Now I don't know if I'm missing something completely obvious here, but I can't convince myself as to why we get an error of $O(\Delta x)$. I'm trying to motivate this with the following reasoning:
The error in using the constant rule in each interval is $O(\Delta x' ^2) = O( (\frac{\Delta x }{N})^2)$ where $\Delta x$ is the whole interval in question and $\Delta x'$ is the little interval $\frac{\Delta x }{N}$ which we apply the constant rule to.
Then summing over $N$ values is like multiplying by $N$, giving an error of order $O( (\frac{\Delta x ^2 }{N})) = O((\Delta x)(\Delta x'))$, which isn't looking at all promising to me... Any help would be much appreciated!

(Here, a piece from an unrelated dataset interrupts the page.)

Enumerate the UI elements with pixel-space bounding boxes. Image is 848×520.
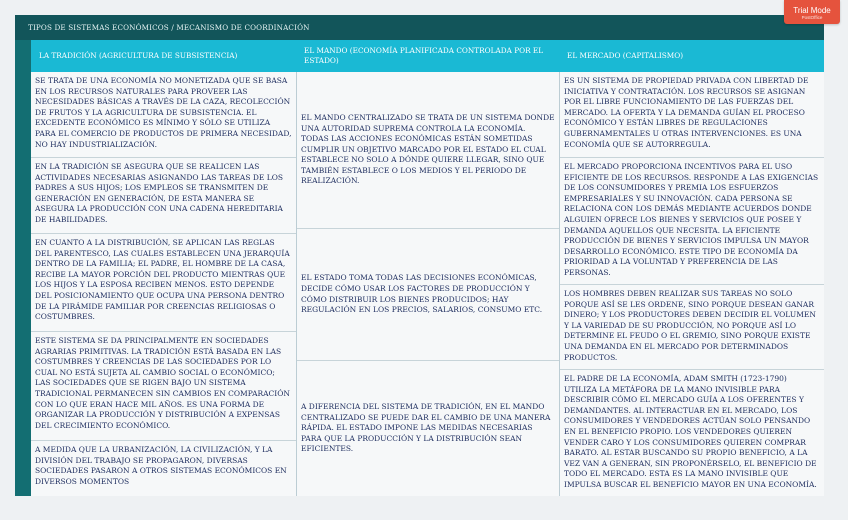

As an aside I am also struggling to comprehend how the error is now of a smaller order of the interval $\Delta x$, or rather, the special significance of some cut-off like the number 1. While I agree that, for the series to be convergent, the coefficients are decreasing, it seems that when the interval is small the greater the order of the error, the smaller the error is (i.e. we think that an error on the order of $\delta x ^2$ is better than $\delta x$, but here when we approximate the integral better, we get an error of order 1 lower, which is supposedly 'better'? The 'special significance of a cut off' I am referring to is that this seems almost like 'squaring a number greater than 1 makes it bigger, and squaring a number less than one makes it smaller', but I cannot see how, whatever the interval size may be, the error may somehow be smaller by using larger intervals? I think I definitely have a major conceptual confusion somewhere!
Consider an integral $\int_a^b f(x)\; dx$. If you use $N$ intervals of length $\Delta x = (b-a)/N$, the error in each interval is $O((\Delta x)^2)$, i.e. bounded by $K (\Delta x)^2 = K (b-a)^2/N^2$ for some constant $K$. On $N$ intervals, the total error could be as much as $N$ times this, or $K (b-a)^2/N$, and thus $O(\Delta x)$.